The move aims to radically simplify a fragmented creation process for users and brands. Over the coming months, a unified publishing flow will replace the separate toolsets previously required for different video types. In its official blog post, Facebook confirmed the “Video” tab will be renamed the “Reels” tab, creating one central hub for all video content, including long-form and Live recordings.
For users, the change promises a more consistent viewing experience, though it raises questions about how horizontal videos will adapt to a vertical-first player. For Meta, it represents a decisive step to streamline its platform and sharpen its focus in the relentless battle for user attention.
A Unified Backend for a Simplified Frontend
This public-facing change is the culmination of a massive, behind-the-scenes technical overhaul. The unification was preceded by a year-long engineering effort to merge the separate backend infrastructures for Facebook Watch and Reels. This consolidation was critical to address platform fragmentation that created redundant work for both engineers and advertisers.
The complexity of this task involved merging two distinct data models and codebases. A Meta engineering blog post noted the challenge, stating that merging the systems “took a lot of auditing and debugging” while ensuring the interactions between code layers were maintained. By resolving this technical debt, Facebook can now offer a single, streamlined set of tools and privacy controls, which users will be prompted to confirm when the changes roll out.
Responding to a Competitive Landscape
A 2024 study from Metricool revealed that Facebook Reels lagged significantly behind rivals, with its average views and engagement ratios trailing far behind TikTok and even its sister platform, Instagram Reels.

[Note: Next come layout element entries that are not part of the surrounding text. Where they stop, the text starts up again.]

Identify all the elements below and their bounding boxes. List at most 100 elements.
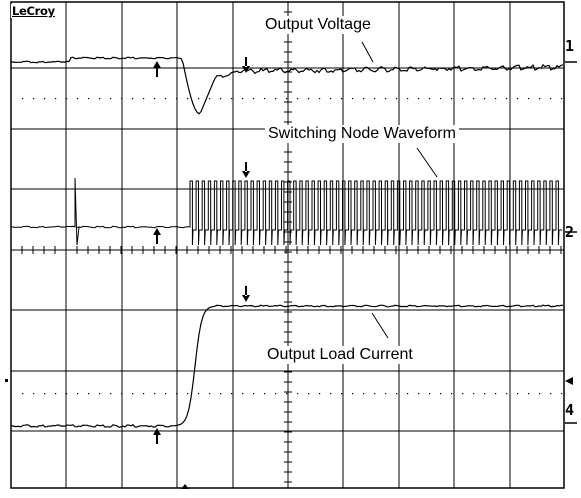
grid-dot <box>429 393 431 395</box>
grid-dot <box>528 98 530 100</box>
grid-dot <box>176 98 178 100</box>
grid-dot <box>517 393 519 395</box>
grid-dot <box>264 98 266 100</box>
grid-dot <box>495 393 497 395</box>
grid-dot <box>440 98 442 100</box>
waveform-traces <box>10 41 564 428</box>
grid-dot <box>253 98 255 100</box>
grid-dot <box>286 98 288 100</box>
grid-dot <box>330 98 332 100</box>
grid-dot <box>275 98 277 100</box>
grid-dot <box>341 98 343 100</box>
load-current-callout <box>371 312 389 339</box>
grid-dot <box>297 98 299 100</box>
grid-dot <box>165 98 167 100</box>
trigger-level-right-icon <box>565 377 573 385</box>
grid-dot <box>187 98 189 100</box>
grid-dot <box>44 98 46 100</box>
grid-dot <box>539 393 541 395</box>
arrow-up-icon <box>153 428 161 444</box>
grid-dot <box>231 393 233 395</box>
grid-dot <box>308 393 310 395</box>
grid-dot <box>286 393 288 395</box>
grid-dot <box>319 393 321 395</box>
grid-dot <box>33 393 35 395</box>
arrow-down-icon <box>242 57 250 73</box>
grid-dot <box>374 98 376 100</box>
grid-dot <box>22 98 24 100</box>
grid-dot <box>561 393 563 395</box>
grid-dot <box>418 98 420 100</box>
grid-dot <box>66 393 68 395</box>
grid-dot <box>132 393 134 395</box>
grid-dot <box>121 393 123 395</box>
load-current-label: Output Load Current <box>264 346 416 364</box>
load-current-trace <box>10 304 564 428</box>
switching-node-trace <box>10 177 563 246</box>
grid-dot <box>297 393 299 395</box>
grid-dot <box>363 98 365 100</box>
arrow-down-icon <box>242 286 250 302</box>
grid-dot <box>484 393 486 395</box>
trigger-position-icon <box>181 484 189 489</box>
grid-dot <box>264 393 266 395</box>
grid-dot <box>165 393 167 395</box>
grid-dot <box>242 393 244 395</box>
grid-dot <box>484 98 486 100</box>
grid-dot <box>242 98 244 100</box>
switching-node-label: Switching Node Waveform <box>265 125 459 143</box>
grid-dot <box>374 393 376 395</box>
grid-dot <box>528 393 530 395</box>
grid-dot <box>66 98 68 100</box>
grid-dot <box>99 98 101 100</box>
grid-dot <box>55 98 57 100</box>
grid-dot <box>330 393 332 395</box>
grid-dot <box>341 393 343 395</box>
channel-2-label: 2 <box>565 223 575 241</box>
grid-dot <box>506 98 508 100</box>
grid-dot <box>418 393 420 395</box>
grid-dot <box>220 393 222 395</box>
grid-dot <box>517 98 519 100</box>
grid-dot <box>88 98 90 100</box>
grid-dot <box>429 98 431 100</box>
grid-dot <box>385 393 387 395</box>
grid-dot <box>77 98 79 100</box>
grid-dot <box>396 393 398 395</box>
channel-1-label: 1 <box>565 37 575 55</box>
trigger-level-left-icon <box>5 379 8 382</box>
grid-dot <box>539 98 541 100</box>
grid-dot <box>99 393 101 395</box>
grid-dot <box>561 98 563 100</box>
arrow-down-icon <box>242 162 250 178</box>
grid-dot <box>231 98 233 100</box>
arrow-up-icon <box>153 61 161 77</box>
grid-dot <box>308 98 310 100</box>
grid-dot <box>88 393 90 395</box>
grid-dot <box>352 98 354 100</box>
grid-dot <box>154 98 156 100</box>
grid-dot <box>143 393 145 395</box>
switching-node-callout <box>416 147 438 178</box>
grid-dot <box>143 98 145 100</box>
grid-dot <box>275 393 277 395</box>
output-voltage-trace <box>10 56 564 115</box>
arrow-up-icon <box>153 228 161 244</box>
grid-dot <box>187 393 189 395</box>
grid-dot <box>407 98 409 100</box>
grid-dot <box>154 393 156 395</box>
grid-dot <box>198 98 200 100</box>
output-voltage-callout <box>361 41 374 63</box>
grid-dot <box>495 98 497 100</box>
channel-4-label: 4 <box>565 401 575 419</box>
grid-dot <box>385 98 387 100</box>
grid-dot <box>44 393 46 395</box>
grid-dot <box>77 393 79 395</box>
grid-dot <box>209 393 211 395</box>
grid-dot <box>110 98 112 100</box>
grid-dot <box>132 98 134 100</box>
grid-dot <box>451 98 453 100</box>
grid-dot <box>198 393 200 395</box>
brand-logo: LeCroy <box>11 4 56 18</box>
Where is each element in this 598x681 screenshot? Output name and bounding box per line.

This data underscores the urgency behind Meta’s push to make its video products more compelling.
The company’s approach has evolved considerably. While previous reports from February 2025 suggested Meta was considering spinning Reels into a standalone app, the company has instead chosen deeper integration. This aligns with its recent launch of “Blend” on Instagram, a feature for shared Reels discovery among friends.
In a leaked internal meeting, CEO Mark Zuckerberg admitted the company was initially “slow” to react to TikTok’s rise, saying, “When I look back on TikTok, I think part of the reason why we were slow to it is because we didn’t think TikTok was social. We looked at it and we thought, ‘Oh, this is like, a little more like YouTube.'”
A case study from Mind the Product revealed that simply encouraging creators to cross-post their Instagram content is an ineffective strategy. The study found that audiences on Facebook perceived cross-posted content as “inauthentic,” leading to lower engagement.
The research identified the main barrier for traditional Facebook creators as the “lack of expertise & friction in producing reels content.” By simplifying the creation process into a single flow, Meta is directly addressing this friction. This move is complemented by efforts to streamline monetization, with the company rolling out a single monetization program to replace several previous, separate income streams for creators.
An Algorithmic and Cross-Platform Evolution
Facebook’s feed has moved aggressively toward an interest-based discovery model, where up to half of a user’s content can come from accounts they don’t follow. This makes a unified, high-performing video format essential for creator reach.
This strategy mirrors moves made on Instagram, which began automatically converting video posts to Reels in 2022. The failure of earlier standalone video products, such as IGTV, has clearly taught Meta that integration, not separation, is the more viable path forward.
By betting everything on a single, unified format, Meta is hoping to finally create a cohesive and compelling video ecosystem that can hold its own.